The film reached a cult status after its first appearance on Central TV. The aphoristic remarks of the characters, full of absurd humor, turned into colloquial proverbs.

For this work Tatarsky received the Silver Cooker award at the 1983 Varna International Film Festival.

Loosely based on some folk fairy tales.

==Plot==
The protagonist is a lazy, ignorant but tricky man. He also suffers from dyslalia (speech disorder). He likes beer and always gets into ridiculous situations. Fortunately he has a strict and authoritative wife. The story begins when his wife sends him to bring a New Year tree from the forest. But the forest in the winter is a magic place full of surprising events and transformations. Entangled in the miracles, having lost and found his own image more than once, the man goes back home with empty hands.
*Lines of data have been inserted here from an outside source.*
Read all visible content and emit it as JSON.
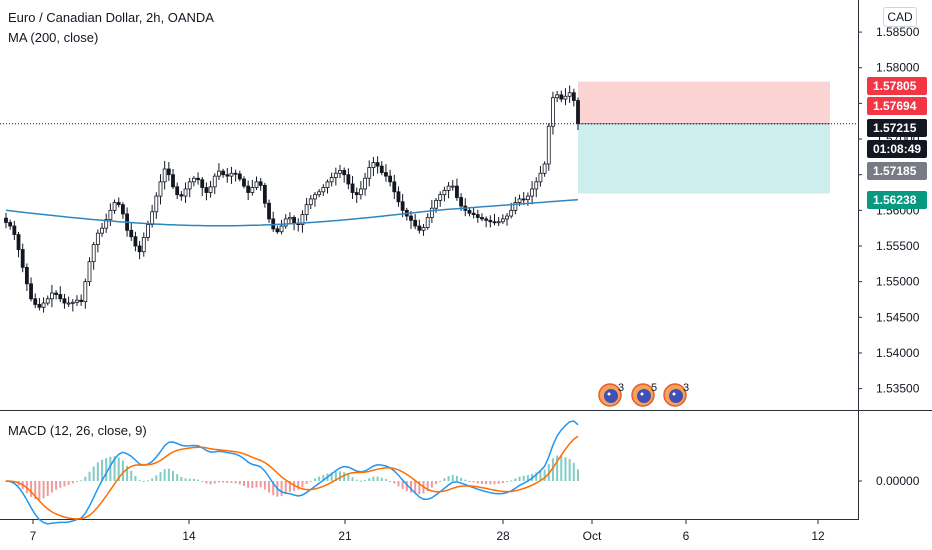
{
  "symbol_title": "Euro / Canadian Dollar, 2h, OANDA",
  "indicator_ma": "MA (200, close)",
  "indicator_macd": "MACD (12, 26, close, 9)",
  "currency_button": "CAD",
  "colors": {
    "up": "#26a69a",
    "down": "#ef5350",
    "candle": "#131722",
    "ma": "#2962ff",
    "macd": "#2196f3",
    "signal": "#ff6d00",
    "risk": "#fbd3d3",
    "reward": "#cdeeec"
  },
  "events": [
    {
      "label": "3",
      "icon": "earth-event-icon"
    },
    {
      "label": "5",
      "icon": "earth-event-icon"
    },
    {
      "label": "3",
      "icon": "earth-event-icon"
    }
  ],
  "chart_data": {
    "type": "candlestick",
    "y_ticks": [
      "1.58500",
      "1.58000",
      "1.57500",
      "1.57000",
      "1.56500",
      "1.56000",
      "1.55500",
      "1.55000",
      "1.54500",
      "1.54000",
      "1.53500"
    ],
    "x_ticks": [
      "7",
      "14",
      "21",
      "28",
      "Oct",
      "6",
      "12"
    ],
    "price_range": [
      1.532,
      1.5895
    ],
    "macd_ticks": [
      "0.00000"
    ],
    "price_tags": [
      {
        "label": "1.57805",
        "value": 1.57805,
        "bg": "#f23645",
        "fg": "#ffffff"
      },
      {
        "label": "1.57694",
        "value": 1.57694,
        "bg": "#f23645",
        "fg": "#ffffff"
      },
      {
        "label": "1.57215",
        "value": 1.57215,
        "bg": "#131722",
        "fg": "#ffffff"
      },
      {
        "label": "01:08:49",
        "value": 1.5688,
        "bg": "#131722",
        "fg": "#ffffff"
      },
      {
        "label": "1.57185",
        "value": 1.5655,
        "bg": "#787b86",
        "fg": "#ffffff"
      },
      {
        "label": "1.56238",
        "value": 1.56238,
        "bg": "#089981",
        "fg": "#ffffff"
      }
    ],
    "position": {
      "entry": 1.57215,
      "stop": 1.57805,
      "target": 1.56238
    },
    "close_series": [
      1.5583,
      1.5578,
      1.5566,
      1.5545,
      1.552,
      1.5497,
      1.5476,
      1.5468,
      1.5464,
      1.547,
      1.5476,
      1.5484,
      1.5482,
      1.5476,
      1.547,
      1.547,
      1.5471,
      1.5474,
      1.5472,
      1.55,
      1.5528,
      1.5552,
      1.5568,
      1.5575,
      1.5587,
      1.56,
      1.5611,
      1.5608,
      1.5595,
      1.5572,
      1.5563,
      1.555,
      1.5542,
      1.5562,
      1.558,
      1.5598,
      1.562,
      1.564,
      1.5658,
      1.565,
      1.5633,
      1.5622,
      1.562,
      1.563,
      1.564,
      1.5645,
      1.5643,
      1.5632,
      1.5625,
      1.5633,
      1.5648,
      1.5655,
      1.565,
      1.5648,
      1.5652,
      1.5651,
      1.5644,
      1.5634,
      1.5625,
      1.5632,
      1.564,
      1.5635,
      1.561,
      1.5588,
      1.5574,
      1.557,
      1.5578,
      1.5588,
      1.559,
      1.5582,
      1.558,
      1.5594,
      1.5608,
      1.5616,
      1.5622,
      1.5626,
      1.5632,
      1.564,
      1.5646,
      1.5652,
      1.5656,
      1.565,
      1.5637,
      1.5625,
      1.5622,
      1.563,
      1.5645,
      1.566,
      1.5667,
      1.5662,
      1.5653,
      1.5648,
      1.564,
      1.5626,
      1.5612,
      1.56,
      1.5592,
      1.5586,
      1.5578,
      1.5572,
      1.5576,
      1.559,
      1.5603,
      1.5614,
      1.5622,
      1.5628,
      1.5634,
      1.5634,
      1.5618,
      1.5606,
      1.56,
      1.5596,
      1.5594,
      1.559,
      1.5588,
      1.5586,
      1.5584,
      1.5583,
      1.5584,
      1.5588,
      1.5592,
      1.56,
      1.5611,
      1.5616,
      1.5615,
      1.562,
      1.563,
      1.564,
      1.5652,
      1.5665,
      1.5718,
      1.5758,
      1.5762,
      1.5756,
      1.576,
      1.5765,
      1.5754,
      1.5722
    ]
  }
}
The plot includes two interrelated stories – about the man's dreams and about incredible transformations inside the magic cabin on chicken legs. The first story is based on the fairy tale about a greedy man who saw a rabbit in the forest, daydreamed about growing rich on it, and frightened it away with a shout.

The narrator closes the story by saying that the man eventually got the tree, but it was already spring by that time, so he had to bring it back.

== Censorship ==
The absurd style of narration raised censors' suspicions that the film contains encoded messages to foreign intelligence. Tatarsky was also told the main character of his animation was disrespectful to the image of the common Russian man (you have just one character in the film and he is an idiot).

Some phrases that later became colloquial (Who is here, for example, the last in line for the Tsar position? Nobody?! Then I'll be the First!) were defended by Tatarsky and Ivanov with scandals. Despite their attempts the film was sent "for revision". It was cut anew and redubbed.

== Other facts ==
- Sadalsky did not appear in the credits. Shortly before the final cut, the actor was arrested inside the Cosmos Hotel with a foreign citizen. The information against Sadalsky was reported to Gosteleradio director Sergei Lapin who ordered the removal of Sadalsky's name from the credits as a penalty for forbidden relations with foreigners.